那金絲掐成的鏤空翅膀,稍有動作就微微輕顫,更因為是新造之物,顏色鮮明,有點兒光線便熠熠生輝,想不注意都難。
就是對這些女性用品向來粗心的呂毅也注意到了,他的眸子里映著一簇金芒,神色里既有剛從昏迷中醒來的迷茫和警惕,也有乍見愛女的驚喜和激動,顫抖著嘴唇說出一個你字。
含義頗多的停頓挑起阿桃無限的好奇心,脖子微伸,眼楮微睜,又是興奮又是緊張的等著听一個說不得的秘密。
別人的秘密听不得,有關這付身體的秘密必須听。
呂毅拖了一個顫音,沒有繼續說話,卻扯出一個慈愛的笑容來,「好孩子,長高了不少,長胖了不少,太好了,太好了……」他欣慰的看著女兒頭上那兩朵金蝶,以木匠無比精確的目光,很快判斷出阿桃在不見面的這些日子里長高了有七寸,臉蛋也豐潤喜人。
阿桃這才明白,呂毅剛才激動的根本不是金釵所代表的含義。
沒辦法,對于這個木訥爹只好直白些,拔下頭上的金釵,撅著嘴道,「听那掌櫃說十二歲才能戴金釵……」
呂毅露出歉然的表情,「只知道十五歲及笄,竟不知道還有這種說法……,趕明兒問問你李嬸子,不過要我說,這些小玩意,你喜歡戴就戴,不用管那麼多。」貌似對十二這一數字完全無感。
難道想多了?
可是他目光曾經頓了一下。
阿桃抿了抿嘴,低頭擺弄手里的金釵,心想這事不急,身邊的敵人遠比天邊的霹靂重要,再說這里是兵營,不好談論秘密,萬一這位半路的老爹是什麼大案的漏網之魚,被人听見可就麻煩了。

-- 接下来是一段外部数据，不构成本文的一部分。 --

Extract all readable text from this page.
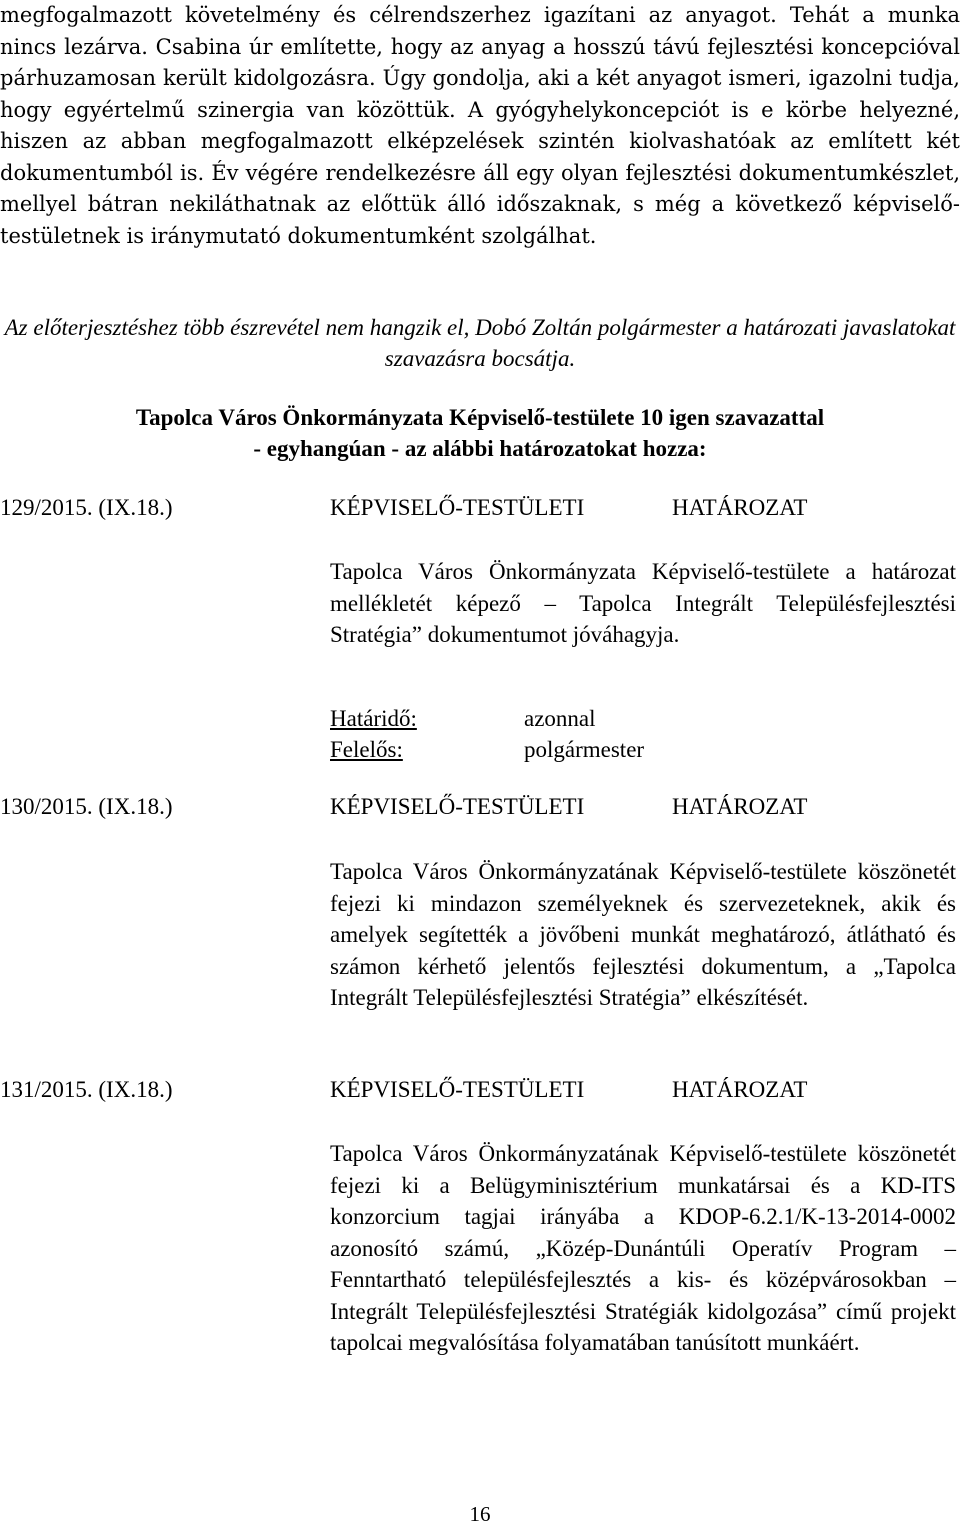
megfogalmazott követelmény és célrendszerhez igazítani az anyagot. Tehát a munka nincs lezárva. Csabina úr említette, hogy az anyag a hosszú távú fejlesztési koncepcióval párhuzamosan került kidolgozásra. Úgy gondolja, aki a két anyagot ismeri, igazolni tudja, hogy egyértelmű szinergia van közöttük. A gyógyhelykoncepciót is e körbe helyezné, hiszen az abban megfogalmazott elképzelések szintén kiolvashatóak az említett két dokumentumból is. Év végére rendelkezésre áll egy olyan fejlesztési dokumentumkészlet, mellyel bátran nekiláthatnak az előttük álló időszaknak, s még a következő képviselő-testületnek is iránymutató dokumentumként szolgálhat.

Az előterjesztéshez több észrevétel nem hangzik el, Dobó Zoltán polgármester a határozati javaslatokat szavazásra bocsátja.

Tapolca Város Önkormányzata Képviselő-testülete 10 igen szavazattal
- egyhangúan - az alábbi határozatokat hozza:
129/2015. (IX.18.)	KÉPVISELŐ-TESTÜLETI	HATÁROZAT

Tapolca Város Önkormányzata Képviselő-testülete a határozat mellékletét képező – Tapolca Integrált Településfejlesztési Stratégia” dokumentumot jóváhagyja.

Határidő:	azonnal
Felelős:	polgármester
130/2015. (IX.18.)	KÉPVISELŐ-TESTÜLETI	HATÁROZAT

Tapolca Város Önkormányzatának Képviselő-testülete köszönetét fejezi ki mindazon személyeknek és szervezeteknek, akik és amelyek segítették a jövőbeni munkát meghatározó, átlátható és számon kérhető jelentős fejlesztési dokumentum, a „Tapolca Integrált Településfejlesztési Stratégia” elkészítését.

131/2015. (IX.18.)	KÉPVISELŐ-TESTÜLETI	HATÁROZAT

Tapolca Város Önkormányzatának Képviselő-testülete köszönetét fejezi ki a Belügyminisztérium munkatársai és a KD-ITS konzorcium tagjai irányába a KDOP-6.2.1/K-13-2014-0002 azonosító számú, „Közép-Dunántúli Operatív Program – Fenntartható településfejlesztés a kis- és középvárosokban – Integrált Településfejlesztési Stratégiák kidolgozása” című projekt tapolcai megvalósítása folyamatában tanúsított munkáért.

16
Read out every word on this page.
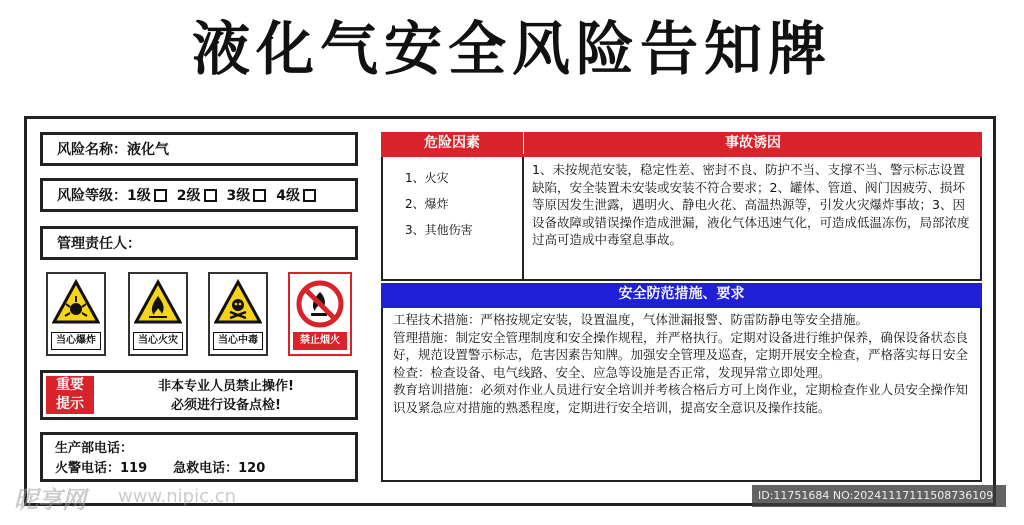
液化气安全风险告知牌
风险名称：液化气
风险等级： 1级 2级 3级 4级
管理责任人：
当心爆炸	当心火灾	当心中毒	禁止烟火
重要
提示
非本专业人员禁止操作!
必须进行设备点检!
生产部电话：
火警电话：119 急救电话：120
危险因素	事故诱因
1、火灾
2、爆炸
3、其他伤害

1、未按规范安装，稳定性差、密封不良、防护不当、支撑不当、警示标志设置缺陷，安全装置未安装或安装不符合要求；2、罐体、管道、阀门因疲劳、损坏等原因发生泄露，遇明火、静电火花、高温热源等，引发火灾爆炸事故；3、因设备故障或错误操作造成泄漏，液化气体迅速气化，可造成低温冻伤，局部浓度过高可造成中毒窒息事故。

安全防范措施、要求

工程技术措施：严格按规定安装，设置温度，气体泄漏报警、防雷防静电等安全措施。

管理措施：制定安全管理制度和安全操作规程，并严格执行。定期对设备进行维护保养，确保设备状态良好，规范设置警示标志，危害因素告知牌。加强安全管理及巡查，定期开展安全检查，严格落实每日安全检查：检查设备、电气线路、安全、应急等设施是否正常，发现异常立即处理。

教育培训措施：必须对作业人员进行安全培训并考核合格后方可上岗作业，定期检查作业人员安全操作知识及紧急应对措施的熟悉程度，定期进行安全培训，提高安全意识及操作技能。

昵享网 www.nipic.cn	ID:11751684 NO:20241117111508736109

呂毅那邊看著沉思的阿桃,滿眼都是憐惜,有些事還不到說的時候。
過了一會兒,他咳了一聲,慢慢講了落水前後的事,最後道︰「害我的人,跑不了大老爺和大夫人,這事就不用追查了,查也查不到呂府身上,人家既然做了,就有充分準備,再說打蛇不死反遭咬,咱們心里明白就行。」
阿桃明白這個道理,要麼痛打,要麼別打,就好像知道衛公子壓下那件山賊案,她心里並沒有真正生氣,那些山賊沒有和呂巽直接接觸,都是有中間人傳話,那件事揭出來能否板倒呂巽尚是未知。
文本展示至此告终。